De l’ordre que les Hurons tiennent en leurs Conſeils.



IE parleray icy principalement des Conſeils ou Aſſemblees generales, les particuliers eſtant quaſi ordonnez de meſme façon, quoy qu’auec moins d’appareil.

Ces Aſſemblées generales ſont comme les Eſtats de tout le Pays, & partant il s’en fait autant, & non plus que la neceſſité le requiert. Le lieu d’iceux eſt d’ordinaire le Village du principal Capitaine de tout le Pays : la Chambre de Conſeil eſt quelquefois la Cabane du Capitaine, parée de nattes, ou ionchées de branches de Sapin, auec diuers feux, ſuiuant la ſaiſon de l’année. Autrefois chacun y apportoit ſa buſche pour mettre au feu ; maintenant cela ne ſe pratique plus, les femmes de la Cabane ſupportent cette dépenſe, elles font les feux, & ne s’y chauffent pas, ſortant dehors pour ceder la place à Meſſieurs les Cõſeillers. Quelquefois l’aſſemblée ſe fait au milieu du Village, ſi c’eſt en Eſté, & quelquefois auſſi en l’obſcurité des foreſts à l’ecart, quand les affaires demandent le ſecret : le temps eſt pluſtoſt de nuict que de iour, ils y paſſent ſouuent les nuicts entieres.

Le Chef du Conſeil eſt le Capitaine qui l’aſſemble. Les affaires s’y decident à la pluralité des voix, où l’authorité des Chefs en attire pluſieurs à leur opinion : de fait la commune façon d’opiner eſt de dire aux Anciens. Aduiſez y vous autres, vous eſtes les Maiſtres.

Les gages ordinaires de ces Meſſieurs ſont aſſignez ſur la force de leurs bras, ſur leur diligence & bon menage : s’ils eſſartent mieux que les autres, s’ils chaſſent mieux, s’ils peſchent mieux ; bref s’ils ſont heureux à la traitte, ils ſont auſſi plus riches qu’eux ; ſinon ils ſont les plus neceſſiteux, ainſi comme l’experience le fait voir en quelques-vns.

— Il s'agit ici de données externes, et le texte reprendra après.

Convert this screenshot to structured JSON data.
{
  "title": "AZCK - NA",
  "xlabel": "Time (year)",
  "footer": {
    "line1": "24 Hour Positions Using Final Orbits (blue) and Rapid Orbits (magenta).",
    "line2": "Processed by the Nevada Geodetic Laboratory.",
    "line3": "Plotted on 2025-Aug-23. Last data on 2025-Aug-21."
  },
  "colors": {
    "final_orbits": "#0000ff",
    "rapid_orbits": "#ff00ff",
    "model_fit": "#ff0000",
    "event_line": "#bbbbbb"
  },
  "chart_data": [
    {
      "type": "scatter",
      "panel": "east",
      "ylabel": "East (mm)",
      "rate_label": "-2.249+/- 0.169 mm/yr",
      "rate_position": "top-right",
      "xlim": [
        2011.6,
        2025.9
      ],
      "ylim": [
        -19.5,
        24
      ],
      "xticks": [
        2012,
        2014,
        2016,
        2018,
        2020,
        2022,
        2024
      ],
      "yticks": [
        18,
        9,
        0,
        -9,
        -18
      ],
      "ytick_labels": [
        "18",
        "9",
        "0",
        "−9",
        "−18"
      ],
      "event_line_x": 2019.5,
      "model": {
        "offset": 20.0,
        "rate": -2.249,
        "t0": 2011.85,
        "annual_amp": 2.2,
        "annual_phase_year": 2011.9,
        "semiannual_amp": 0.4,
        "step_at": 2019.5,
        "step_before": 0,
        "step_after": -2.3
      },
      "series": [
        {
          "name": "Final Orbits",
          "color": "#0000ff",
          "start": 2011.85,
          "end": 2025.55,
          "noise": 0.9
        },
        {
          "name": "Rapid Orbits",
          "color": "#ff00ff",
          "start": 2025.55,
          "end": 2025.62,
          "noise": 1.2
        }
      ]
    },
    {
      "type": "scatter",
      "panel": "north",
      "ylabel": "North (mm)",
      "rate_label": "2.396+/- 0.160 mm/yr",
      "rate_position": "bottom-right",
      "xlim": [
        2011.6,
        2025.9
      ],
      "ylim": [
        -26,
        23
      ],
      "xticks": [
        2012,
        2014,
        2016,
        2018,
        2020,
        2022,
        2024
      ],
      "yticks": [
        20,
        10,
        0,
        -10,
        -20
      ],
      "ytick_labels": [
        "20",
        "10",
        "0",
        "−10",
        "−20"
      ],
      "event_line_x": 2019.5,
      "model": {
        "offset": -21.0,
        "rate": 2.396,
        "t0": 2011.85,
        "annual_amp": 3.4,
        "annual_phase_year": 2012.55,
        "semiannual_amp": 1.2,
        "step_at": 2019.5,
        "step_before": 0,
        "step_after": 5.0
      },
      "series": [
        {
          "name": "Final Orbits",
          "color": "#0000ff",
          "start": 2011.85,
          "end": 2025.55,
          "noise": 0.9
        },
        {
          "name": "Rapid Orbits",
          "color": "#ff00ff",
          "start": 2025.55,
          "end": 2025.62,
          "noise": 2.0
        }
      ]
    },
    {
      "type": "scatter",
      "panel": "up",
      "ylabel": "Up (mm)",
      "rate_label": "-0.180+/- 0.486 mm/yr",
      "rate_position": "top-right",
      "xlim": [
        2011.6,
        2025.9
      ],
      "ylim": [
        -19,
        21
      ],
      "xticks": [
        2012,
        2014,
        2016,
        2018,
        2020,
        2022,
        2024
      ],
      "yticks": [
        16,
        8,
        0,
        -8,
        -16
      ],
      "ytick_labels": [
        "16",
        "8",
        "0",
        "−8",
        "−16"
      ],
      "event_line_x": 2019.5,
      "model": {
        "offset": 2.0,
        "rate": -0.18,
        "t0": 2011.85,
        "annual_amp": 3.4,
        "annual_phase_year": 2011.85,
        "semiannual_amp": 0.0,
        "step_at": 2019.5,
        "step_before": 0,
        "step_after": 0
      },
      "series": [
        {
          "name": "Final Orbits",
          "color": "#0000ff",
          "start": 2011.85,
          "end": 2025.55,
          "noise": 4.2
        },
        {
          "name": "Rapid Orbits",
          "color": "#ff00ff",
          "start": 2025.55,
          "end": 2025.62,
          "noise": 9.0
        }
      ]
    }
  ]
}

Leurs parties caſuelles ſont premierement les meilleurs morceaux des feſtins, où on ne manque point de les inuiter. 2. Quand quelqu’vn fait quelque preſent ils y ont la meilleure part. 3. Quand quelqu’vn ſoit Citoyen, ſoit Eſtranger, veut obtenir quelque choſe du Pays, la couſtume eſt de graiſſer les mains des principaux Capitaines, au branle deſquels tout le reſte ſe remuë. Ie ſuis tres aſſeuré de ce que ie viens de dire, le regret que quelques particuliers ont de ſemblables deſordres, & l’enuie meſme des autres Capitaines, qui ne ſont pas appellez au butin, en decouurẽt plus qu’on ne deſireroit ; ils ſe decrient les vns les autres, & le ſeul ſoupçon de ces preſents ſecrets émeut quelquefois de grands debats & diuiſions, non pas tant pour le deſir du bien public, que pour le regret de n’eſtre pas de la partie ; & cette ialouſie empeſche par fois de bonnes affaires. Mais venons à l’ordre qu’ils tiennent en leurs Conſeils.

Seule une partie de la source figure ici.